- Hans Weber
- December 1, 2023
Gender Pension Gap Narrows in the Czech Republic, with Women Receiving 13% Less than Men
The disparity in average retirement pensions between Czech men and women has shown a promising reduction, marking a positive trend towards greater gender equity. At the close of last year, female pensioners received around one-fifth less than their male counterparts, but this gap has now shrunk to just 13 percent as of June this year.
Statistics from the Czech Social Security Administration (CSSZ) reveal that, during the first half of this year, the average pension provided to senior citizens was 21,520 Czech crowns. However, the average pension for senior women was still approximately 2,500 crowns less.
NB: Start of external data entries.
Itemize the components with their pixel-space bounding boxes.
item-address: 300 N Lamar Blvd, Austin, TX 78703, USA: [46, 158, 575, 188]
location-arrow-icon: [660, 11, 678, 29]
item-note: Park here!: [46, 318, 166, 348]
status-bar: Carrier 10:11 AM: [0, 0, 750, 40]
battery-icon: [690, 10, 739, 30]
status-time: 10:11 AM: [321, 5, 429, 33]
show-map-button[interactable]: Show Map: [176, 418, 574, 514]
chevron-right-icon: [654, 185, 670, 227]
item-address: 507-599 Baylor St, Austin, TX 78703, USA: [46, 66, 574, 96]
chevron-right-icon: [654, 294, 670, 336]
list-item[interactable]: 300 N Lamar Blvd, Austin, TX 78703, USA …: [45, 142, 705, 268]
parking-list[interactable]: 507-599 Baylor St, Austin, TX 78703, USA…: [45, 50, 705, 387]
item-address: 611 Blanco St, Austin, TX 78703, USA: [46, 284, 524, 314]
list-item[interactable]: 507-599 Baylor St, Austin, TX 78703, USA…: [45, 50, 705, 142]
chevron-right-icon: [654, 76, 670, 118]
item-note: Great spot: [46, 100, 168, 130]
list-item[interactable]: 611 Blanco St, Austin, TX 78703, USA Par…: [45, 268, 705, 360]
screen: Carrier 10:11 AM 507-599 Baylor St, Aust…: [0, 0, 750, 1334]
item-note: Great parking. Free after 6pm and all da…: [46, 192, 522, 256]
This year, an educational allowance of 500 crowns per child was introduced, automatically increasing the pensions of 1.4 million women, benefiting their three million children. This innovative approach is aimed at eventually replacing the inclusion of hypothetical income and deductions for childcare in the calculation of new pensions.
Presently, CSSZ provides old-age pensions to around 949,000 men and 1.41 million women. From December last year to June this year, the average pension for senior women saw a boost of 2,554 crowns due to indexation and the new educational allowance. In comparison, the average pension for senior men increased by 1,765 crowns over the same period.
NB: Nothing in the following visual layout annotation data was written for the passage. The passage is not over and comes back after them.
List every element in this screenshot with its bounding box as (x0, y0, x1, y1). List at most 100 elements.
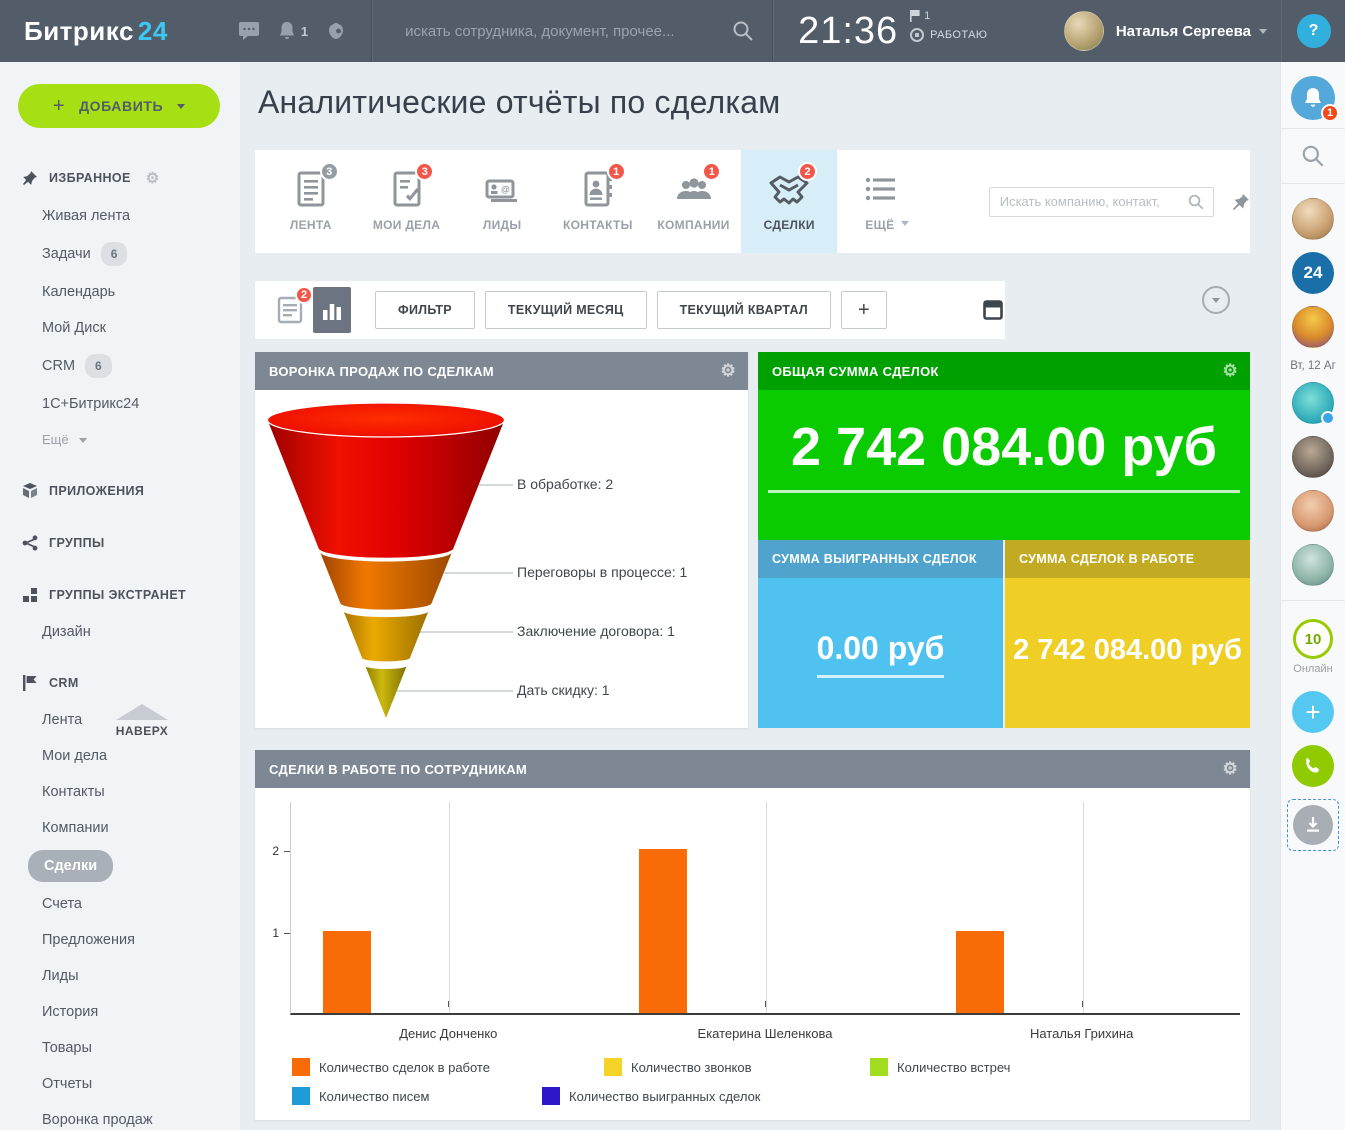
tab-more[interactable]: ЕЩЁ (837, 150, 923, 253)
gear-icon[interactable]: ⚙ (1222, 361, 1238, 381)
tab-contacts[interactable]: 1 КОНТАКТЫ (550, 150, 646, 253)
bar[interactable] (639, 849, 687, 1013)
bar[interactable] (323, 931, 371, 1013)
sidebar-item-products[interactable]: Товары (0, 1030, 240, 1066)
bar[interactable] (956, 931, 1004, 1013)
sidebar-item-1c-bitrix24[interactable]: 1С+Битрикс24 (0, 386, 240, 422)
add-filter-button[interactable]: + (841, 291, 887, 329)
invite-button[interactable]: + (1292, 691, 1334, 733)
add-button[interactable]: + ДОБАВИТЬ (18, 84, 220, 128)
sidebar-item-design[interactable]: Дизайн (0, 614, 240, 650)
sidebar-item-crm[interactable]: CRM6 (0, 346, 240, 386)
chat-badge (1321, 411, 1335, 425)
work-time-widget[interactable]: 21:36 1 РАБОТАЮ (774, 0, 987, 62)
help-button[interactable]: ? (1297, 14, 1331, 48)
legend-swatch (604, 1058, 622, 1076)
x-tick (765, 1001, 766, 1007)
filter-toolbar: 2 ФИЛЬТР ТЕКУЩИЙ МЕСЯЦ ТЕКУЩИЙ КВАРТАЛ + (255, 281, 1005, 339)
chat-avatar[interactable] (1292, 198, 1334, 240)
section-crm[interactable]: CRM (0, 664, 240, 702)
online-label: Онлайн (1293, 663, 1332, 675)
sidebar-item-companies[interactable]: Компании (0, 810, 240, 846)
won-sum-value[interactable]: 0.00 руб (817, 630, 945, 678)
tab-badge: 3 (320, 162, 339, 181)
tab-badge: 2 (798, 162, 817, 181)
filter-button[interactable]: ФИЛЬТР (375, 291, 475, 329)
chat-avatar[interactable] (1292, 436, 1334, 478)
gear-icon[interactable]: ⚙ (720, 361, 736, 381)
bitrix24-logo[interactable]: Битрикс24 (24, 16, 168, 47)
funnel-chart: В обработке: 2 Переговоры в процессе: 1 … (255, 390, 748, 728)
section-groups[interactable]: ГРУППЫ (0, 524, 240, 562)
tab-my-activities[interactable]: 3 МОИ ДЕЛА (359, 150, 455, 253)
chat-avatar[interactable] (1292, 382, 1334, 424)
bar-chart-icon (321, 298, 343, 322)
work-status[interactable]: РАБОТАЮ (910, 28, 987, 42)
search-icon[interactable] (731, 19, 755, 43)
pin-panel-icon[interactable] (1232, 193, 1250, 211)
chat-avatar[interactable] (1292, 306, 1334, 348)
tab-feed[interactable]: 3 ЛЕНТА (263, 150, 359, 253)
sidebar-item-quotes[interactable]: Предложения (0, 922, 240, 958)
sidebar-item-live-feed[interactable]: Живая лента (0, 198, 240, 234)
logo-24: 24 (138, 16, 168, 46)
sidebar-item-my-drive[interactable]: Мой Диск (0, 310, 240, 346)
notifications-button[interactable]: 1 (1291, 76, 1335, 120)
download-app-button[interactable] (1293, 805, 1333, 845)
tab-leads[interactable]: @ ЛИДЫ (454, 150, 550, 253)
download-icon (1304, 816, 1322, 834)
sidebar-item-tasks[interactable]: Задачи6 (0, 234, 240, 274)
deals-in-progress-sum-widget: СУММА СДЕЛОК В РАБОТЕ 2 742 084.00 руб (1005, 540, 1250, 728)
sidebar-item-sales-funnel[interactable]: Воронка продаж (0, 1102, 240, 1130)
entity-search-input[interactable] (998, 193, 1187, 210)
search-icon[interactable] (1187, 193, 1205, 211)
sidebar-item-history[interactable]: История (0, 994, 240, 1030)
collapse-widgets-button[interactable] (1202, 286, 1230, 314)
user-avatar[interactable] (1064, 11, 1104, 51)
back-to-top-button[interactable]: НАВЕРХ (92, 704, 192, 738)
bitrix24-chat-button[interactable]: 24 (1292, 252, 1334, 294)
section-extranet-groups[interactable]: ГРУППЫ ЭКСТРАНЕТ (0, 576, 240, 614)
sidebar-item-calendar[interactable]: Календарь (0, 274, 240, 310)
gear-icon[interactable]: ⚙ (146, 169, 160, 187)
chart-view-toggle-active[interactable] (313, 287, 351, 333)
tab-companies[interactable]: 1 КОМПАНИИ (646, 150, 742, 253)
section-apps[interactable]: ПРИЛОЖЕНИЯ (0, 472, 240, 510)
chat-avatar[interactable] (1292, 490, 1334, 532)
user-menu[interactable]: Наталья Сергеева (1064, 11, 1267, 51)
online-counter[interactable]: 10 (1293, 619, 1333, 659)
list-view-toggle[interactable]: 2 (277, 295, 303, 325)
tab-deals-active[interactable]: 2 СДЕЛКИ (741, 150, 837, 253)
widget-title: СУММА ВЫИГРАННЫХ СДЕЛОК (772, 552, 977, 566)
work-status-label: РАБОТАЮ (930, 29, 987, 41)
sidebar-item-reports[interactable]: Отчеты (0, 1066, 240, 1102)
legend-swatch (870, 1058, 888, 1076)
sidebar-item-contacts[interactable]: Контакты (0, 774, 240, 810)
chat-avatar[interactable] (1292, 544, 1334, 586)
sidebar-item-my-activities[interactable]: Мои дела (0, 738, 240, 774)
sidebar-item-invoices[interactable]: Счета (0, 886, 240, 922)
current-month-button[interactable]: ТЕКУЩИЙ МЕСЯЦ (485, 291, 647, 329)
top-bar: Битрикс24 1 21:36 (0, 0, 1345, 62)
work-sum-value[interactable]: 2 742 084.00 руб (1013, 634, 1242, 667)
sales-funnel-widget: ВОРОНКА ПРОДАЖ ПО СДЕЛКАМ ⚙ (255, 352, 748, 728)
total-sum-value[interactable]: 2 742 084.00 руб (768, 416, 1240, 493)
sidebar-item-deals-selected[interactable]: Сделки (0, 846, 240, 886)
bar-chart: Денис ДонченкоЕкатерина ШеленковаНаталья… (255, 788, 1250, 1120)
messenger-icon[interactable] (238, 21, 260, 41)
gear-icon[interactable]: ⚙ (1222, 759, 1238, 779)
notifications-bell-icon[interactable]: 1 (278, 21, 308, 41)
apps-icon (22, 483, 38, 499)
global-search-input[interactable] (403, 22, 731, 41)
sidebar-item-leads[interactable]: Лиды (0, 958, 240, 994)
flag-count: 1 (924, 10, 930, 22)
sidebar-item-more[interactable]: Ещё (0, 422, 240, 458)
legend-label: Количество встреч (897, 1060, 1010, 1075)
cloud-icon[interactable] (326, 21, 346, 41)
search-icon[interactable] (1300, 143, 1326, 169)
phone-button[interactable] (1292, 745, 1334, 787)
current-quarter-button[interactable]: ТЕКУЩИЙ КВАРТАЛ (657, 291, 831, 329)
layout-icon[interactable] (983, 300, 1003, 320)
legend-swatch (542, 1087, 560, 1105)
widget-header: СДЕЛКИ В РАБОТЕ ПО СОТРУДНИКАМ ⚙ (255, 750, 1250, 788)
The gap in pension amounts between men and women has notably decreased from about 20 percent to the current 13 percent, signifying a notable step forward in addressing gender-based pension disparities.
The root cause of the gender pension gap lies in lower earnings. Studies indicate that women often gravitate towards lower-paying sectors and roles, even within the same positions as men, resulting in an approximate ten percent difference in earnings. Additionally, research conducted by the Institute of Sociology of the Academy of Sciences of the Czech Republic reveals that around 30 percent of this earnings discrepancy is attributable to motherhood and childcare responsibilities.
The introduction of the child-raising allowance, proposed by the Social Democrats before the end of the previous parliamentary term, has marked a positive shift. Approximately 19 billion crowns are allocated for disbursement this year, with expenditure projected to rise in the coming years.
The Czech government’s draft pension reform changes, presented in May, outline a future transition to new pensions that replace the educational allowance with a notional contribution based on average wages for caregiving responsibilities. This forward-looking approach aims to further enhance pension equality between men and women, aligning with broader societal efforts towards gender parity.